Moral: always try to get someone to write about you. (I would also add
try to get someone else to perform or conduct your music). When Maximilian
Kreuz writes in the third person "the composer has concerned
himself with a new kind of chromatic tonality, which in this piece determines
the harmonic language" I wonder why he didn’t write it in the first
person. Is it because he goes on to tell us "creation of this work
was supported by the City of Vienna", an attempt to place himself
outside the intimate and into the public arena. Despite his rambling
description this is the most successful piece on the CD. Possibly it
falls under the shadow of his fellow Austrian, the late Gottfried von
Einem (b.1918) but it is none the worse for that. Its six movements
evolve logically and with intensity.
The rest of the disc, I cannot get too excited about.
Allen Brings’ title might remind you of Monteverdi’s
delightful ‘Scherzi musicale’. Well this boisterous piece is
in the tradition of an orchestral scherzo; certainly a difficult form.
The mood of this piece is too serious and heavy-handed. Brings has a
very impressive CV as composer, author, academic and performer but this
work does not make me particularly want to search him out again.
Sonja Grossner has just completed a Ph.D. in
composition at Birmingham University after working in other musical
areas. I was at first put off by the title - so many pieces explore
the theme of a journey from darkness to light. The opening, with timpani,
bells, a harp glissando and swirling string lines, is certainly effective.
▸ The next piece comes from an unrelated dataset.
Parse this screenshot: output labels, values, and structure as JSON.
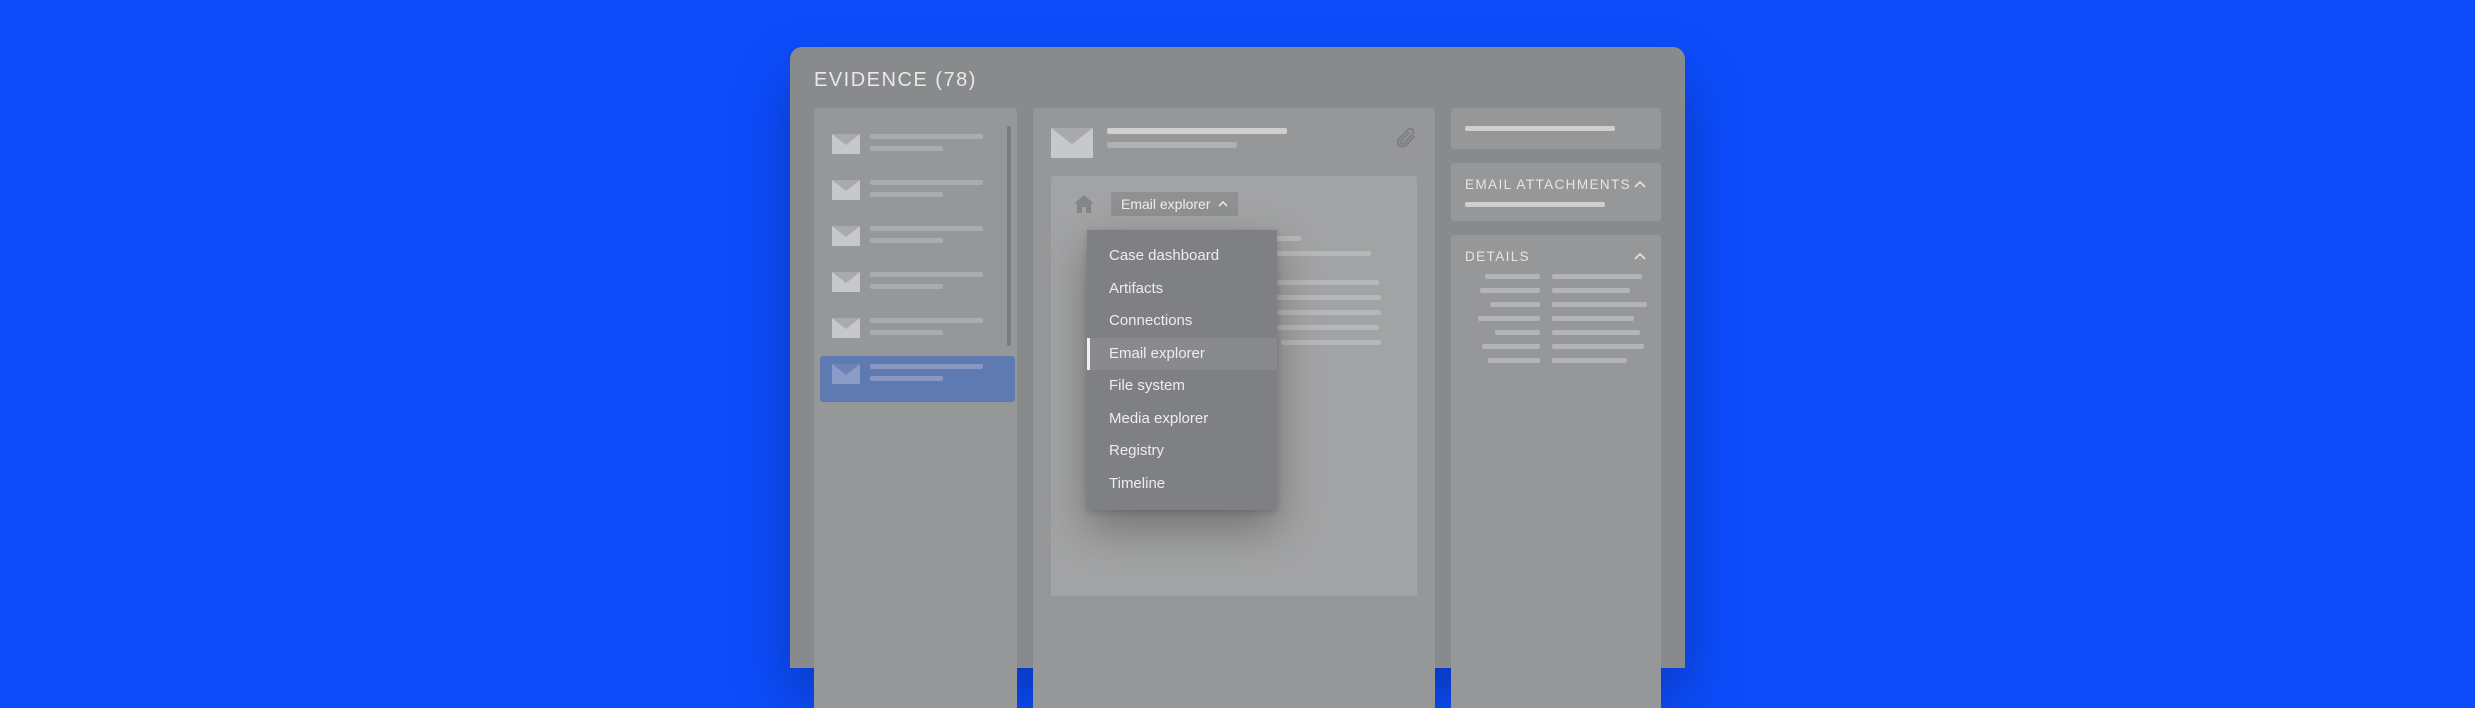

Where it falls short is its failure to convey a sense of darkness. In
its place we gain a sense of uncoordinated striving. There is some impressive
writing for the orchestra, especially in the faster second section,
but the music lacks focus and direction.
Placing Betty Beath’s very brief ‘Woman’s
Song’ in the middle of the CD makes even less sense when you realize
that it "was conceived as a companion piece to my Lament for
Kosovo", recorded on VMM 3052. It would surely have been preferable,
especially as this CD has enough space left on it, to have put the two
together. It is a tuneful and wistful little piece, but too short, at
two and a half minutes, to stand-alone.
As for Tsippi Fleischer’s (born in Haifa) Fourth
Symphony, it is deliberately in an oriental style. It incorporates,
alongside a full size orchestra, some Jewish instruments. These play
a major part throughout. This is not a new idea but it is certainly
a difficult one to bring off. The opening melody winds it way around
the strings punctuated by the wind-blown sounds of the folk instruments
including the Indian ‘bansuri’ and the Nigerian ‘udu’. The structure
could be described as a fantasy in no conventional form. I suppose then
I shouldn’t have been surprised by the last minute of the work when,
for the only time, there is a new texture: a strong unison passage for
the folk instruments, strings and percussion. This accelerates and suddenly
ends just when a climax point seemed to be coming. One needs a different
pair of ears for music like this. The nearest I had come to this before
was ‘Hallel’ by another Israeli composer Ben Zion (Music in Israel
M11 CD 14) - well worth investigating. On repeated hearings Fleischer’s
Symphony proved increasingly interesting and the twenty-three minutes
of its duration did not drag.
So, once again a mixture of styles and compositional
originality and expertise. The whole series on Vienna Modern Masters
continues to be very enterprising and I hope that it develops, but perhaps
with a little more care in the choice of repertoire.